Mutualism with sea anemones triggered the adaptive radiation of clownfishes
1 Department of Ecology and Evolution, Biophore, University of Lausanne, 1015, Lausanne, Switzerland
2 Swiss Institute of Bioinformatics, Génopode, Quartier Sorge, 1015, Lausanne, Switzerland
3 Ecological and Evolutionary Genetics Lab / Coral Reef Ecology Lab, School of Biological Sciences, The University of Queensland, 4072, St Lucia, Australia
4 Landscape Dynamics, Swiss Federal Research Institute WSL, 8903, Birmensdorf, Switzerland
Citation and License
BMC Evolutionary Biology 2012, 12:212 doi:10.1186/1471-2148-12-212Published: 2 November 2012
Adaptive radiation is the process by which a single ancestral species diversifies into many descendants adapted to exploit a wide range of habitats. The appearance of ecological opportunities, or the colonisation or adaptation to novel ecological resources, has been documented to promote adaptive radiation in many classic examples. Mutualistic interactions allow species to access resources untapped by competitors, but evidence shows that the effect of mutualism on species diversification can greatly vary among mutualistic systems. Here, we test whether the development of obligate mutualism with sea anemones allowed the clownfishes to radiate adaptively across the Indian and western Pacific oceans reef habitats.

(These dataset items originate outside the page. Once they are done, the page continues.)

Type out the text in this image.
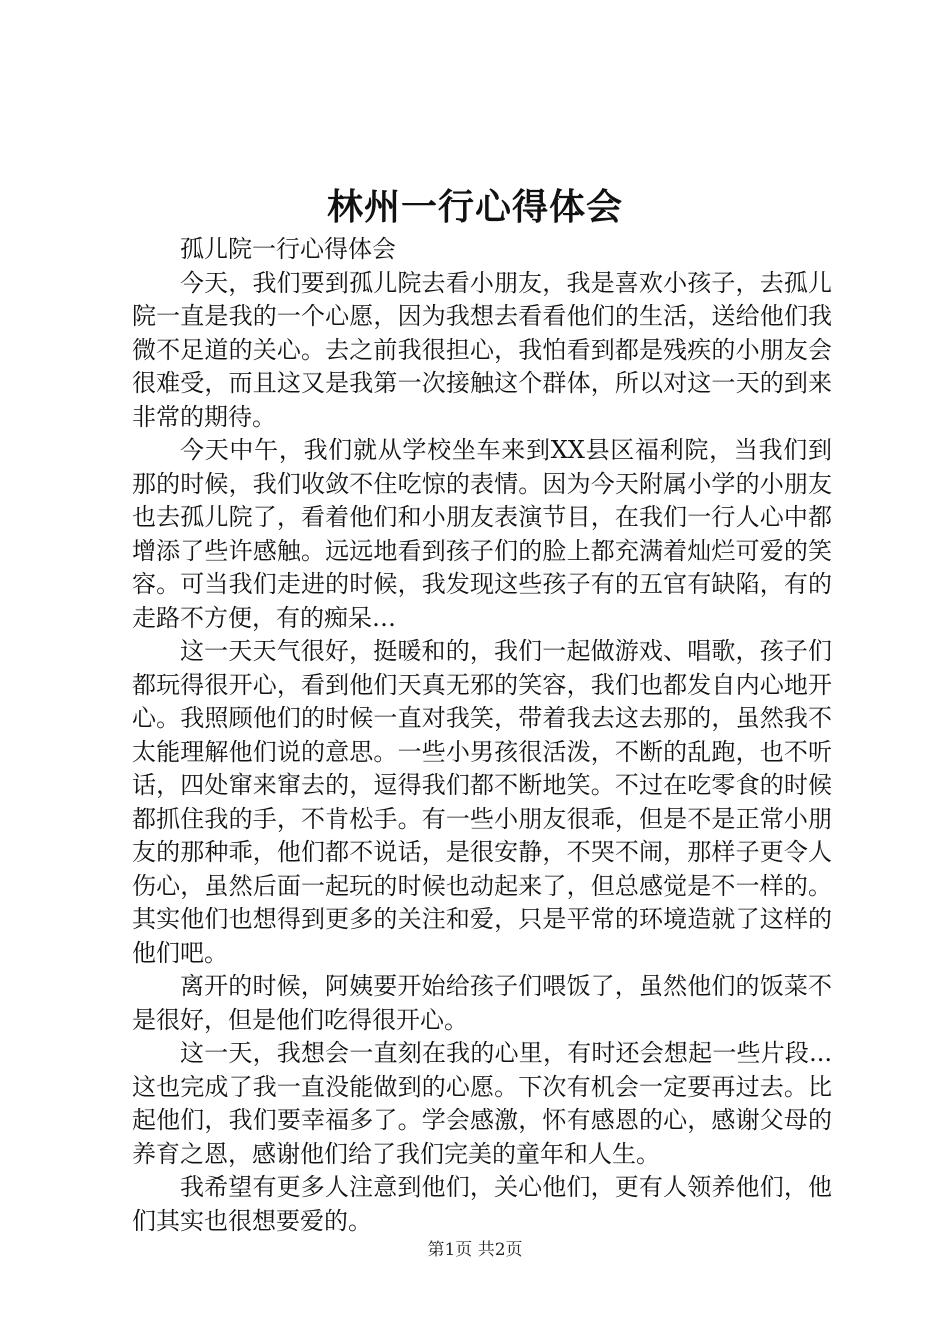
林州一行心得体会

孤儿院一行心得体会

今天，我们要到孤儿院去看小朋友，我是喜欢小孩子，去孤儿院一直是我的一个心愿，因为我想去看看他们的生活，送给他们我微不足道的关心。去之前我很担心，我怕看到都是残疾的小朋友会很难受，而且这又是我第一次接触这个群体，所以对这一天的到来非常的期待。

今天中午，我们就从学校坐车来到XX县区福利院，当我们到那的时候，我们收敛不住吃惊的表情。因为今天附属小学的小朋友也去孤儿院了，看着他们和小朋友表演节目，在我们一行人心中都增添了些许感触。远远地看到孩子们的脸上都充满着灿烂可爱的笑容。可当我们走进的时候，我发现这些孩子有的五官有缺陷，有的走路不方便，有的痴呆…

这一天天气很好，挺暖和的，我们一起做游戏、唱歌，孩子们都玩得很开心，看到他们天真无邪的笑容，我们也都发自内心地开心。我照顾他们的时候一直对我笑，带着我去这去那的，虽然我不太能理解他们说的意思。一些小男孩很活泼，不断的乱跑，也不听话，四处窜来窜去的，逗得我们都不断地笑。不过在吃零食的时候都抓住我的手，不肯松手。有一些小朋友很乖，但是不是正常小朋友的那种乖，他们都不说话，是很安静，不哭不闹，那样子更令人伤心，虽然后面一起玩的时候也动起来了，但总感觉是不一样的。其实他们也想得到更多的关注和爱，只是平常的环境造就了这样的他们吧。

离开的时候，阿姨要开始给孩子们喂饭了，虽然他们的饭菜不是很好，但是他们吃得很开心。

这一天，我想会一直刻在我的心里，有时还会想起一些片段...这也完成了我一直没能做到的心愿。下次有机会一定要再过去。比起他们，我们要幸福多了。学会感激，怀有感恩的心，感谢父母的养育之恩，感谢他们给了我们完美的童年和人生。

我希望有更多人注意到他们，关心他们，更有人领养他们，他们其实也很想要爱的。

第1页 共2页
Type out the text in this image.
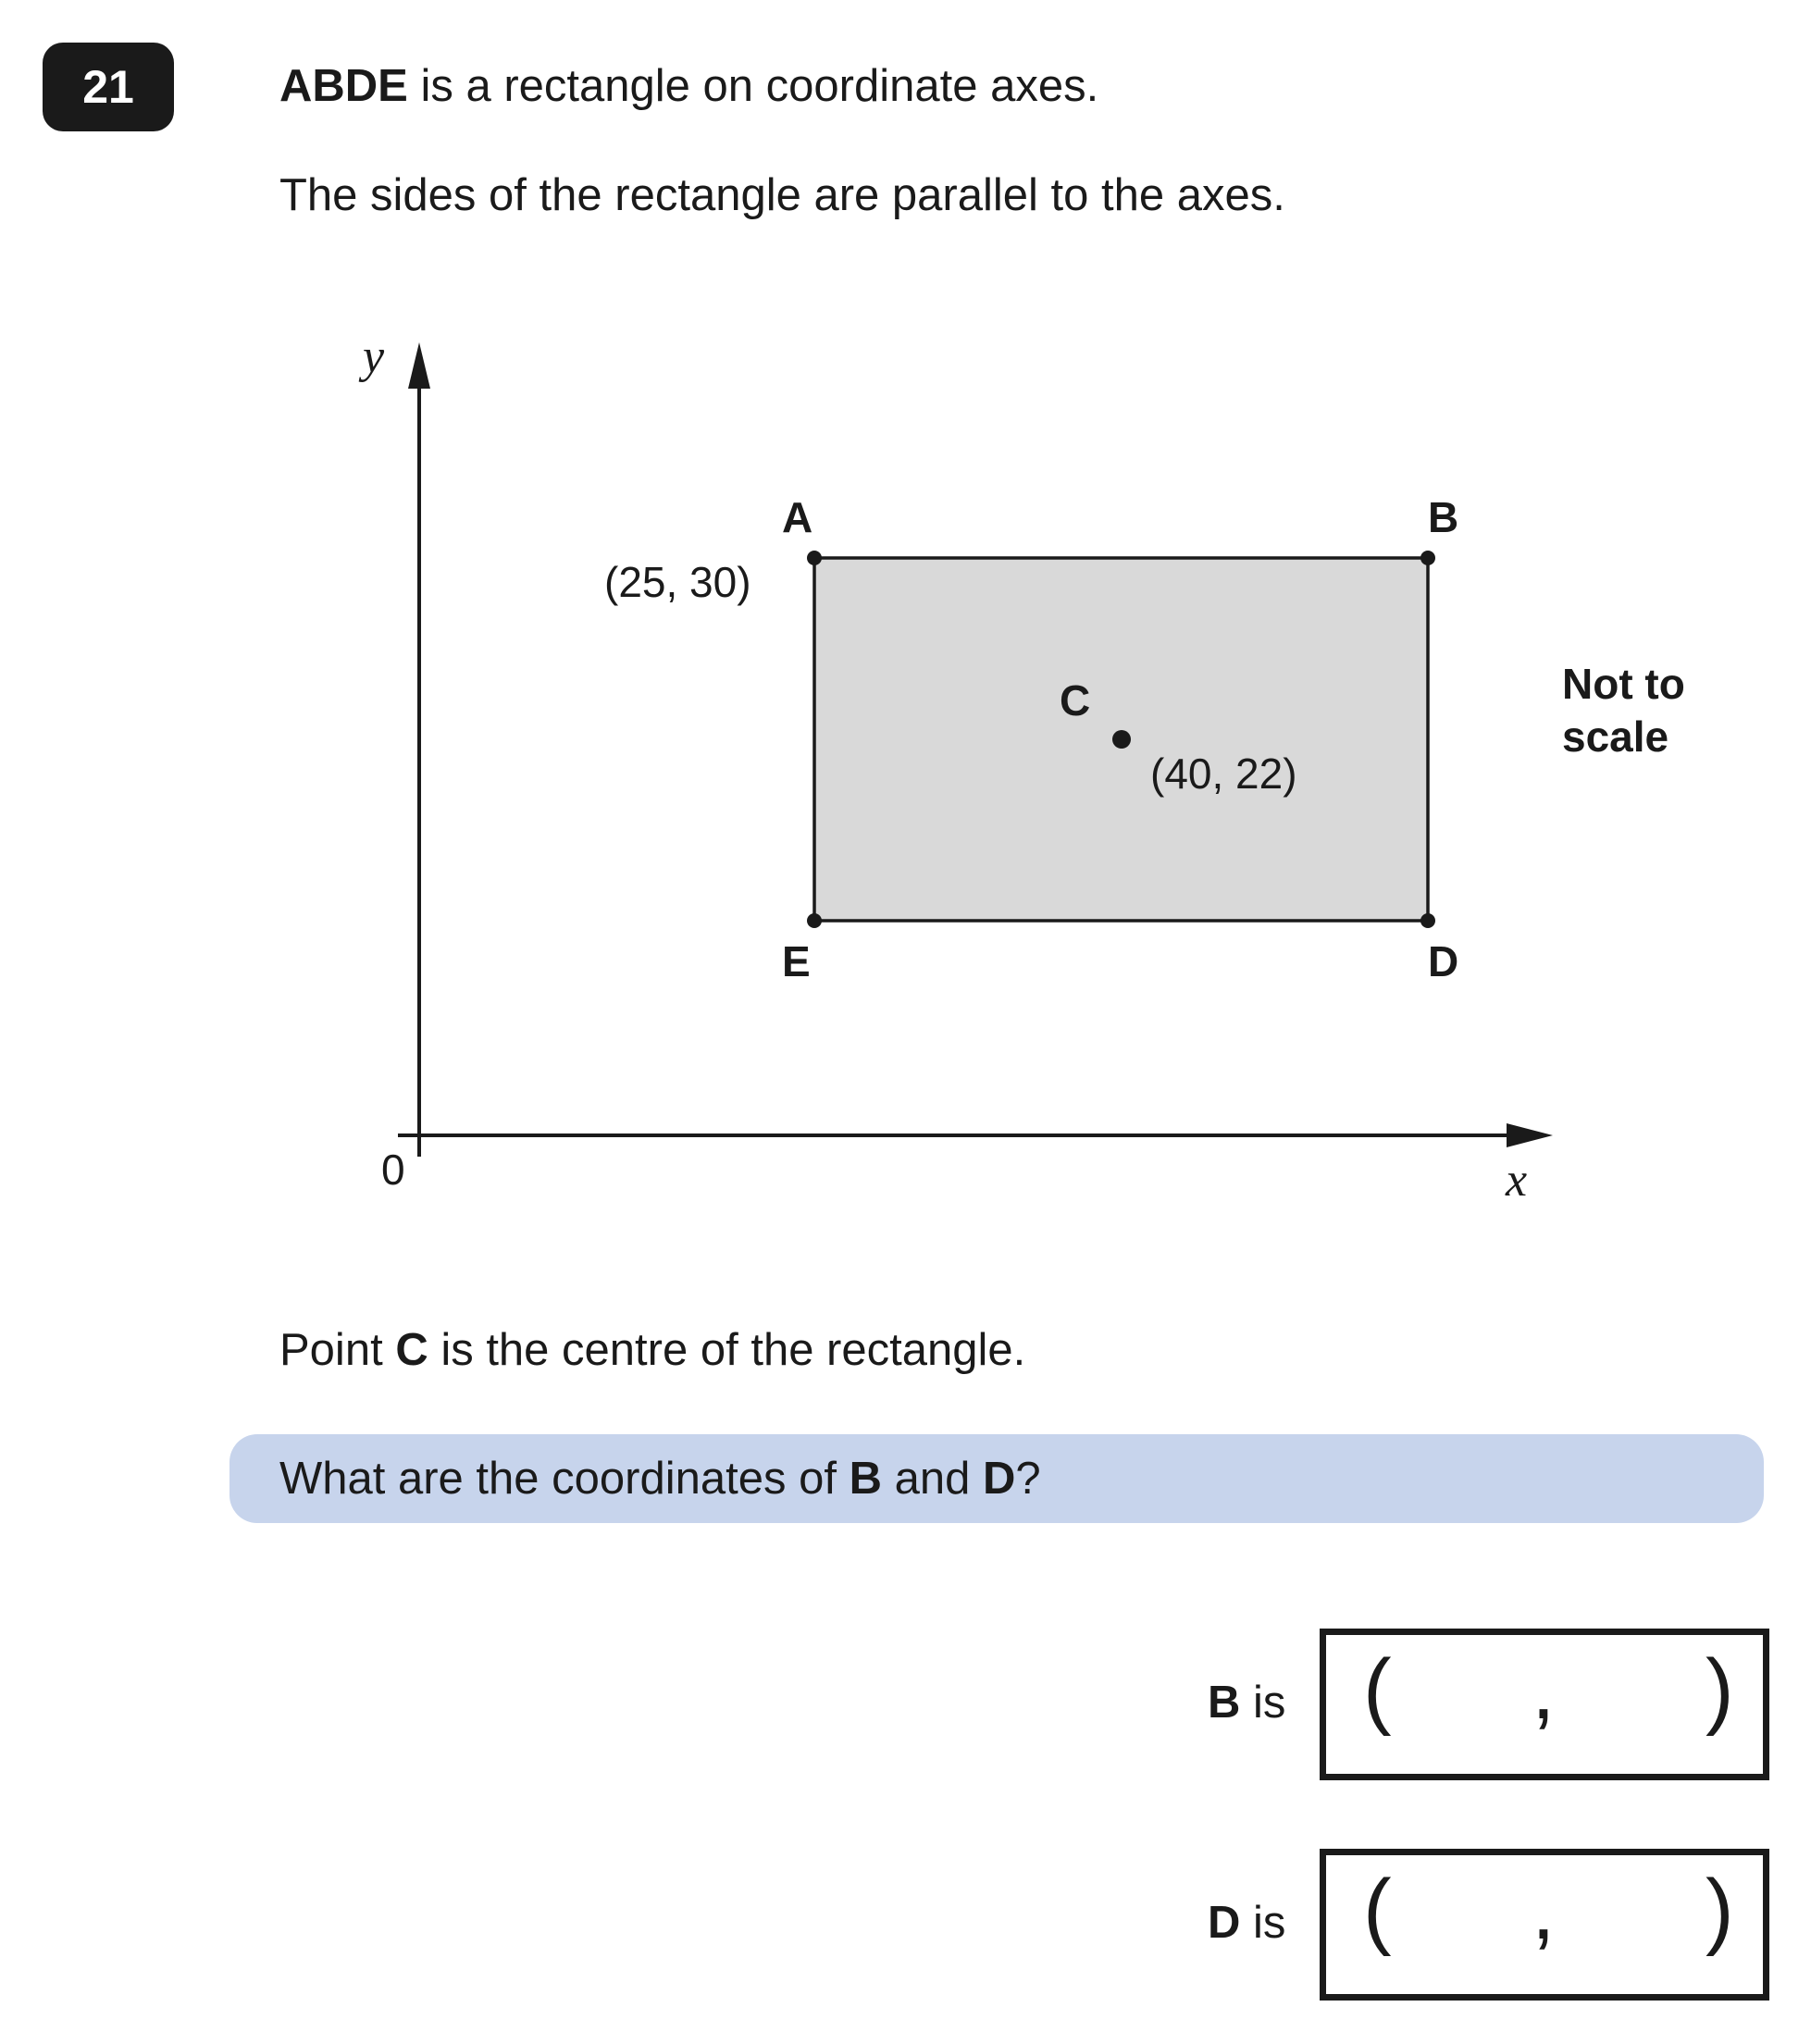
21	ABDE is a rectangle on coordinate axes.
The sides of the rectangle are parallel to the axes.
y
x
0
A	B
C
D
E
(25, 30)
(40, 22)
Not to
scale
Point C is the centre of the rectangle.
What are the coordinates of B and D?
B is ( , )
D is ( , )
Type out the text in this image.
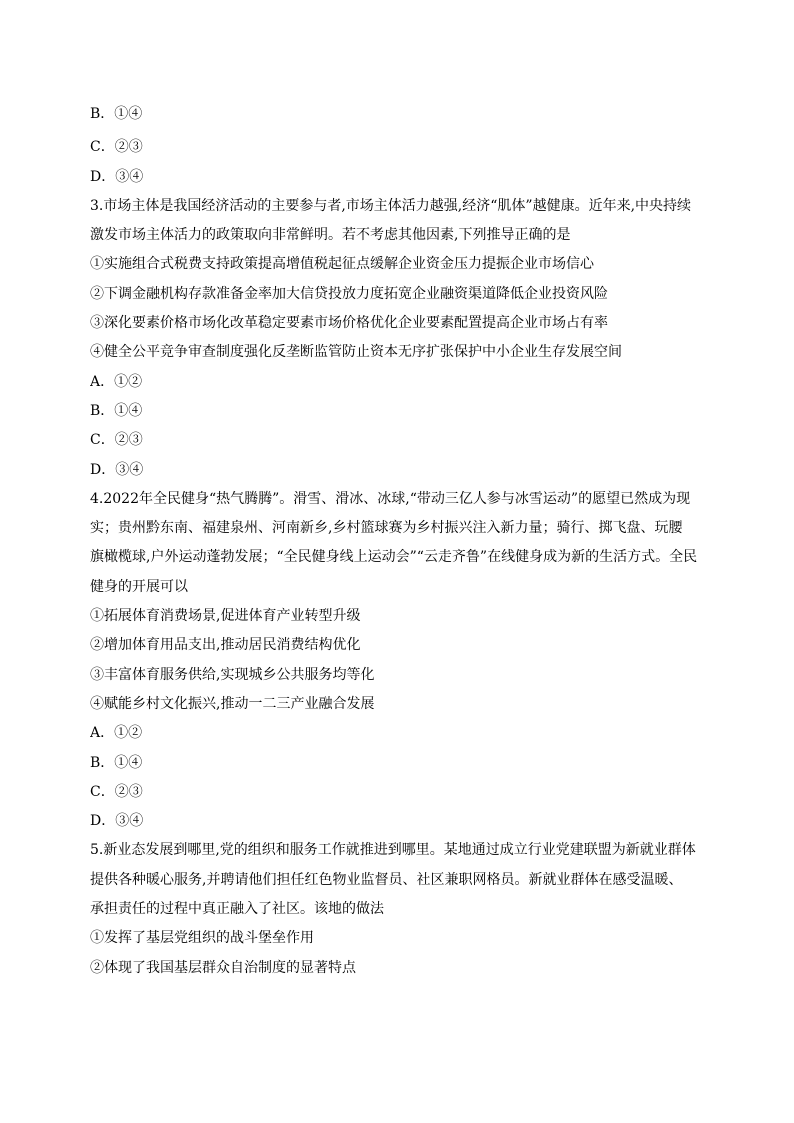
B．①④
C．②③
D．③④
3.市场主体是我国经济活动的主要参与者,市场主体活力越强,经济“肌体”越健康。近年来,中央持续
激发市场主体活力的政策取向非常鲜明。若不考虑其他因素,下列推导正确的是
①实施组合式税费支持政策提高增值税起征点缓解企业资金压力提振企业市场信心
②下调金融机构存款准备金率加大信贷投放力度拓宽企业融资渠道降低企业投资风险
③深化要素价格市场化改革稳定要素市场价格优化企业要素配置提高企业市场占有率
④健全公平竞争审查制度强化反垄断监管防止资本无序扩张保护中小企业生存发展空间
A．①②
B．①④
C．②③
D．③④
4.2022年全民健身“热气腾腾”。滑雪、滑冰、冰球,“带动三亿人参与冰雪运动”的愿望已然成为现
实；贵州黔东南、福建泉州、河南新乡,乡村篮球赛为乡村振兴注入新力量；骑行、掷飞盘、玩腰
旗橄榄球,户外运动蓬勃发展；“全民健身线上运动会”“云走齐鲁”在线健身成为新的生活方式。全民
健身的开展可以
①拓展体育消费场景,促进体育产业转型升级
②增加体育用品支出,推动居民消费结构优化
③丰富体育服务供给,实现城乡公共服务均等化
④赋能乡村文化振兴,推动一二三产业融合发展
A．①②
B．①④
C．②③
D．③④
5.新业态发展到哪里,党的组织和服务工作就推进到哪里。某地通过成立行业党建联盟为新就业群体
提供各种暖心服务,并聘请他们担任红色物业监督员、社区兼职网格员。新就业群体在感受温暖、
承担责任的过程中真正融入了社区。该地的做法
①发挥了基层党组织的战斗堡垒作用
②体现了我国基层群众自治制度的显著特点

We show that clownfishes morphological characters are linked with ecological niches associated with the sea anemones. This pattern is consistent with the ecological speciation hypothesis. Furthermore, the clownfishes show an increase in the rate of species diversification as well as rate of morphological evolution compared to their closest relatives without anemone mutualistic associations.
The effect of mutualism on species diversification has only been studied in a limited number of groups. We present a case of adaptive radiation where mutualistic interaction is the likely key innovation, providing new insights into the mechanisms involved in the buildup of biodiversity. Due to a lack of barriers to dispersal, ecological speciation is rare in marine environments. Particular life-history characteristics of clownfishes likely reinforced reproductive isolation between populations, allowing rapid species diversification.